被皆空那麽一打岔,他提劍的那兩分興致,也統統散了個幹凈。

“是來殺你的不錯。”

舒遙疏懶道:“盡管你不想聽,該聽的話,也要給我聽下去。”

皆空:“……”

死亡真的好難。

大家都是成熟的修行者了,幹脆利落抹脖子有什麽不好嗎?

舒遙說:“有件事情,我想你必須知道。”

他經雷霆反噬和昨天那一番折騰,正是沒力氣的時候,說話也懶洋洋的,無精打采,提不起精神。

卻沒人敢小覷他。

不止是因為綺麗顏色,咄咄逼人,更是舒遙那個人明明立在眼前,卻好似游離在天道之外。

仿佛不受束縛,跳脫三千世界,億萬眾生。

又仿佛他就是束縛本身。

舒遙笑了笑。

他笑得很冷,笑意未至眼底:“雷霆之主,是我。”

“近在眼前的一場是我,萬年之前的一場也是我。”

“你們六道寺,無論哪一輩子,跳著說要除魔時比誰跳得都高,隱世時比萬年烏龜更像王八。你們是仙道六宗裏,最沒資格殺我的那一個。”

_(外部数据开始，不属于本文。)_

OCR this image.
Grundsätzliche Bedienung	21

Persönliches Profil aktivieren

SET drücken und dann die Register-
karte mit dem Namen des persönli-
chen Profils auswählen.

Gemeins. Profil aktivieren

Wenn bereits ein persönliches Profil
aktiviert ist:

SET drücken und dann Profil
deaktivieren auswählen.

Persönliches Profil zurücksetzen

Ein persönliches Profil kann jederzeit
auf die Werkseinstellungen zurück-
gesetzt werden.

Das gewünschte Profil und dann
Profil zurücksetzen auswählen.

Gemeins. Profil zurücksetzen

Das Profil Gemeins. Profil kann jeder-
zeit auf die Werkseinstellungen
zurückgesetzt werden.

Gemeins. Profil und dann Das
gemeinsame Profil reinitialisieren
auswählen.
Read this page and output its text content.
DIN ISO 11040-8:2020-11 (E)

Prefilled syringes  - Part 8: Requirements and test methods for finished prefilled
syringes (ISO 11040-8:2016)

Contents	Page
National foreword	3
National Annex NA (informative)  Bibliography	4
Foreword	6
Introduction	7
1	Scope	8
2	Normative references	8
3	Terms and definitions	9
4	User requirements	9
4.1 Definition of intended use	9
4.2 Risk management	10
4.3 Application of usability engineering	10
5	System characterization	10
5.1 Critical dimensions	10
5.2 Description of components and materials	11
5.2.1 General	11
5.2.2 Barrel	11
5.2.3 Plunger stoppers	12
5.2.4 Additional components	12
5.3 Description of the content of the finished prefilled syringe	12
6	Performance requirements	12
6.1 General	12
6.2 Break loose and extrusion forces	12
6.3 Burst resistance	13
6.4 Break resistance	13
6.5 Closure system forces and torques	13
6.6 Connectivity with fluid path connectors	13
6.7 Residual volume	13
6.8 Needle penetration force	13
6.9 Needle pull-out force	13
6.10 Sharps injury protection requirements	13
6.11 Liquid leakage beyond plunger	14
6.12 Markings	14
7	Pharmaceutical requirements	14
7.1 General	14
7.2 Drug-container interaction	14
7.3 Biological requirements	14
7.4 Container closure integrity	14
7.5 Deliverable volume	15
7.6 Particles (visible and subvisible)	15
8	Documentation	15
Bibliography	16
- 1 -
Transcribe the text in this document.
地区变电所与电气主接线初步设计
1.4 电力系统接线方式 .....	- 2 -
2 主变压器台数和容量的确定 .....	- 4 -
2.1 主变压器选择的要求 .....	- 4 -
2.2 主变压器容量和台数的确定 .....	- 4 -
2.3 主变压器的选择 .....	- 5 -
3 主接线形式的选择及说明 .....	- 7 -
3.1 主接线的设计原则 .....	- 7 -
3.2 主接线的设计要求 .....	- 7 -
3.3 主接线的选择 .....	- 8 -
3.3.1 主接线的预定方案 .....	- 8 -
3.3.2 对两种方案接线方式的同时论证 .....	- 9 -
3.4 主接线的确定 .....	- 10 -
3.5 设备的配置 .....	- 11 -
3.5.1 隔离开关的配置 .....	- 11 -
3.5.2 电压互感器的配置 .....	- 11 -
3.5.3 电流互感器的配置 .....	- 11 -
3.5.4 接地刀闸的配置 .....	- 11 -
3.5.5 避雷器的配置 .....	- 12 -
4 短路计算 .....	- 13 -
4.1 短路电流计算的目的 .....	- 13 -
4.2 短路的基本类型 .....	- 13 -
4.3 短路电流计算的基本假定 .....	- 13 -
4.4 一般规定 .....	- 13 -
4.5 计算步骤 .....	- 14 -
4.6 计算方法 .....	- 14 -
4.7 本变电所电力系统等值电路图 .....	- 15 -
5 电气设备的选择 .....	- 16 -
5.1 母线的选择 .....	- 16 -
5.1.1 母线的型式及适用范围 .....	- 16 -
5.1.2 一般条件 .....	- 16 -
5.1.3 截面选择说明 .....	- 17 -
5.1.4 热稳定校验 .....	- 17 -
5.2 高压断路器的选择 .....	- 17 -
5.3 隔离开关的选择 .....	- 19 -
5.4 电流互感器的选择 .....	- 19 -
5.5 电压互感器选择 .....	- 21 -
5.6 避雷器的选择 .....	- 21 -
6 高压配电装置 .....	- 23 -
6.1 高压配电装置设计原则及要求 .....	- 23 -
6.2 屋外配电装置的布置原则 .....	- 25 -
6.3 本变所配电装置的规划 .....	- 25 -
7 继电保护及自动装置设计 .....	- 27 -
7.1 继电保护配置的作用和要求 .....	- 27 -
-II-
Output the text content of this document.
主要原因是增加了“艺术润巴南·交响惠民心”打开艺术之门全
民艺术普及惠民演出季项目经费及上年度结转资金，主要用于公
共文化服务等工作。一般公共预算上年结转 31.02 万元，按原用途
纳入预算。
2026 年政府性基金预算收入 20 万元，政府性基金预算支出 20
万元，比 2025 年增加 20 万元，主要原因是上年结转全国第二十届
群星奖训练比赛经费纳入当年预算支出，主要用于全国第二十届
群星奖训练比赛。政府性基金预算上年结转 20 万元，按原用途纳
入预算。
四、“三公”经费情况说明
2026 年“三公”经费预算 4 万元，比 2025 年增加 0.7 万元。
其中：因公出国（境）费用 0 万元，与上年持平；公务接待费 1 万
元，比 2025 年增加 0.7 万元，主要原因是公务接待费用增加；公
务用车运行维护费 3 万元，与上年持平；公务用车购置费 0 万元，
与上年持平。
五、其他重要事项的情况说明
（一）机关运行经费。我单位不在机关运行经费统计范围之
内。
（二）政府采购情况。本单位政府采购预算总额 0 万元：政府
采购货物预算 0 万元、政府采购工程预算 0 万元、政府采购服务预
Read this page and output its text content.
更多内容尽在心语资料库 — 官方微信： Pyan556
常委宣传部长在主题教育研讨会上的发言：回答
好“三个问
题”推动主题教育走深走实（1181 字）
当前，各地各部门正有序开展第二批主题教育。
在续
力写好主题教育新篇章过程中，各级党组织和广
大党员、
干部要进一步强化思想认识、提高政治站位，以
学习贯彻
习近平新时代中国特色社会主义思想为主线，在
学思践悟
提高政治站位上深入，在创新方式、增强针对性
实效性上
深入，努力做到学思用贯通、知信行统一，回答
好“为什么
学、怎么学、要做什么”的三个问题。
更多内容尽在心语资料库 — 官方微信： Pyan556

舒遙好整以暇,親眼見著皆空神情隨著他吐出一字,便崩裂一分。

到最後,心如死灰,萬籟俱寂。

當然這不要緊。

反正皆空已經心如死灰過很多次,都快成習慣了。

舒遙微微向上挑了挑唇角:“你們再看不順眼我也沒用。”

他向上指了指:“上面有我的靠山在。”

仿佛是為了響應舒遙的話,給這群不知好歹的和尚一個教訓,雷霆貫穿上下萬裏,九重疊雲,疾落而下!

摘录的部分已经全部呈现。